Miserere. Salmo a 8, Coedat in laudem et honorem Ssmae Trinitatis, Virginisque Mariae (1723)

Vau. Et egressus est. Lamentación segunda del miércoles (1728)

Iod. Manum suam misit hostis. Lamentación tercera del miércoles (¿1724?)

Ecce vidimus eum. Motete de Pasión, a 4 (1726)

Lamed. Matribus suis dixerunt. Lamentación segunda del jueves (1721)

Aleph. Ego vir videns. Lamentación tercera del jueves (1724)

Miserere. Salmo a 10 (1725)

Datos biográficos:

Alonso Tomé Cobaleda  


1683 –  Nace probablemente en Medina del Campo, hijo de Julio Tomé de Cobaleda y Francisca Suárez.

1699
– Aparece por primera vez en en las Actas Capitulares de la Catedral como colegial del Seminario San Pablo fundado por Diego del Val en 1646.

1700 o 1701
– Oposita al magisterio de Capilla de Medina del Campo.

1702 – Oposita al magisterio de la Catedral de León.

1702 – Se le ordenó sacerdote.

1703 – Se le concede una Capellanía que tenía adscrito el oficio de segundo organista.

1706 – Aparece como “licenciado”, y se le encomienda la realización de las misas y oficios de Semana Santa.

1708  – Se dedica a copiar música, trabajo por el que recibe un salario de 5 reales por hoja copiada.

1710 – Muere Juan García de Salazar, Maestro de Capilla de la Catedral de Zamora.
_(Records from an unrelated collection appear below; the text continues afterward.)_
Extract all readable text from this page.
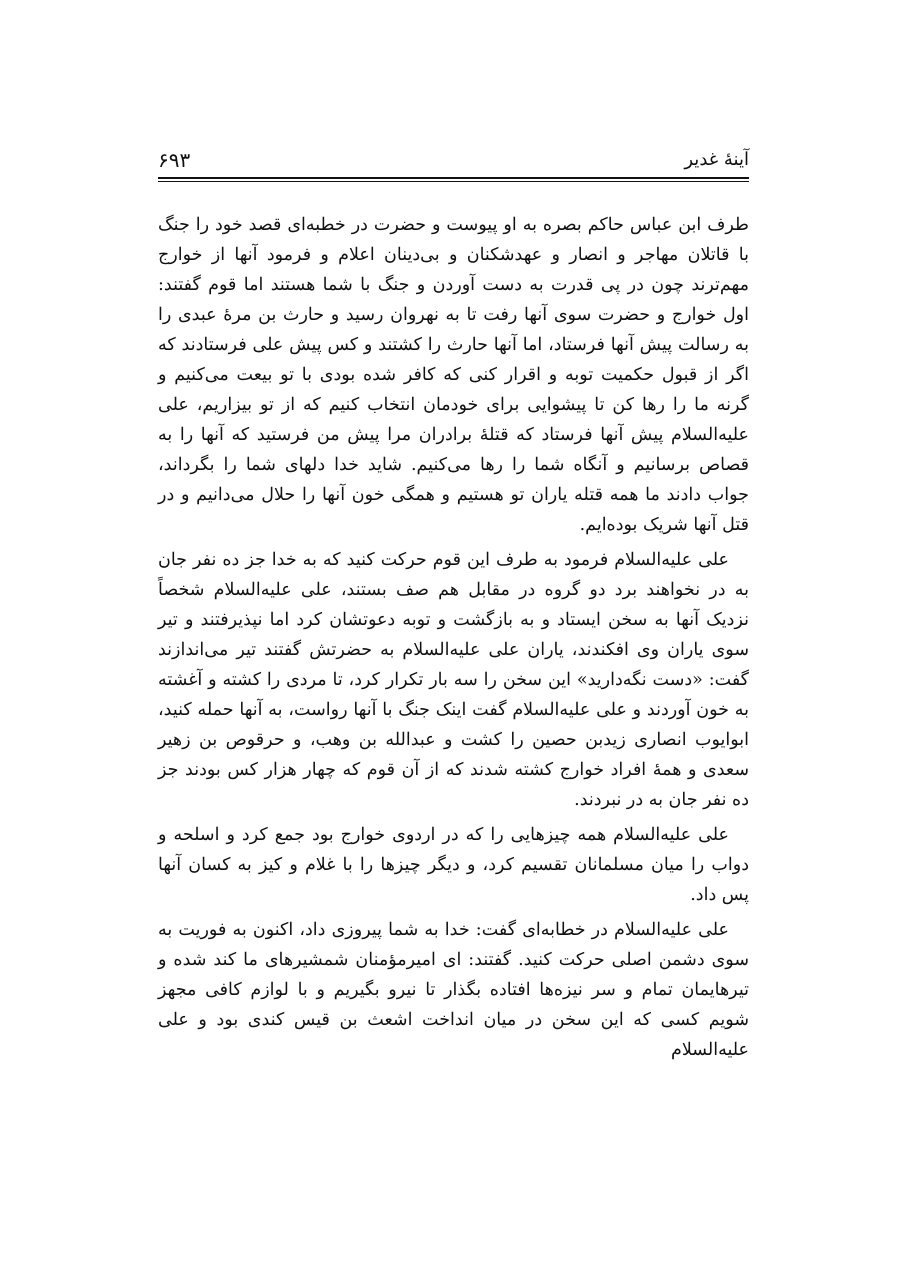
آینهٔ غدیر
۶۹۳

طرف ابن عباس حاکم بصره به او پیوست و حضرت در خطبه‌ای قصد خود را جنگ با قاتلان مهاجر و انصار و عهدشکنان و بی‌دینان اعلام و فرمود آنها از خوارج مهم‌ترند چون در پی قدرت به دست آوردن و جنگ با شما هستند اما قوم گفتند: اول خوارج و حضرت سوی آنها رفت تا به نهروان رسید و حارث بن مرهٔ عبدی را به رسالت پیش آنها فرستاد، اما آنها حارث را کشتند و کس پیش علی فرستادند که اگر از قبول حکمیت توبه و اقرار کنی که کافر شده بودی با تو بیعت می‌کنیم و گرنه ما را رها کن تا پیشوایی برای خودمان انتخاب کنیم که از تو بیزاریم، علی علیه‌السلام پیش آنها فرستاد که قتلهٔ برادران مرا پیش من فرستید که آنها را به قصاص برسانیم و آنگاه شما را رها می‌کنیم. شاید خدا دلهای شما را بگرداند، جواب دادند ما همه قتله یاران تو هستیم و همگی خون آنها را حلال می‌دانیم و در قتل آنها شریک بوده‌ایم.

علی علیه‌السلام فرمود به طرف این قوم حرکت کنید که به خدا جز ده نفر جان به در نخواهند برد دو گروه در مقابل هم صف بستند، علی علیه‌السلام شخصاً نزدیک آنها به سخن ایستاد و به بازگشت و توبه دعوتشان کرد اما نپذیرفتند و تیر سوی یاران وی افکندند، یاران علی علیه‌السلام به حضرتش گفتند تیر می‌اندازند گفت: «دست نگه‌دارید» این سخن را سه بار تکرار کرد، تا مردی را کشته و آغشته به خون آوردند و علی علیه‌السلام گفت اینک جنگ با آنها رواست، به آنها حمله کنید، ابوایوب انصاری زیدبن حصین را کشت و عبدالله بن وهب، و حرقوص بن زهیر سعدی و همهٔ افراد خوارج کشته شدند که از آن قوم که چهار هزار کس بودند جز ده نفر جان به در نبردند.

علی علیه‌السلام همه چیزهایی را که در اردوی خوارج بود جمع کرد و اسلحه و دواب را میان مسلمانان تقسیم کرد، و دیگر چیزها را با غلام و کیز به کسان آنها پس داد.

علی علیه‌السلام در خطابه‌ای گفت: خدا به شما پیروزی داد، اکنون به فوریت به سوی دشمن اصلی حرکت کنید. گفتند: ای امیرمؤمنان شمشیرهای ما کند شده و تیرهایمان تمام و سر نیزه‌ها افتاده بگذار تا نیرو بگیریم و با لوازم کافی مجهز شویم کسی که این سخن در میان انداخت اشعث بن قیس کندی بود و علی علیه‌السلام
Una semana después, tras unas oposiciones, Alonso Tomé Cobaleda es nombrado como su sucesor.

1713 – Muere su madre.

1710-1722 – Situación económica precaria en la Capilla de Música como consecuencia de la Guerra de Sucesión. El salario de Cobaleda se verá afectado en numerosas ocasiones por esta causa.

1718 – Oposita al magisterio de Capilla de Salamanca.

1721 – Muere el organista de la Catedral de Zamora, Antonio Cruz Brocarte.

1725 – Oposita al magisterio de Capilla de Sigüenza.

1731 – Muere en la pobreza, teniendo la Iglesia que ayudar a sus dos hermanas a pagar los oficios funerarios.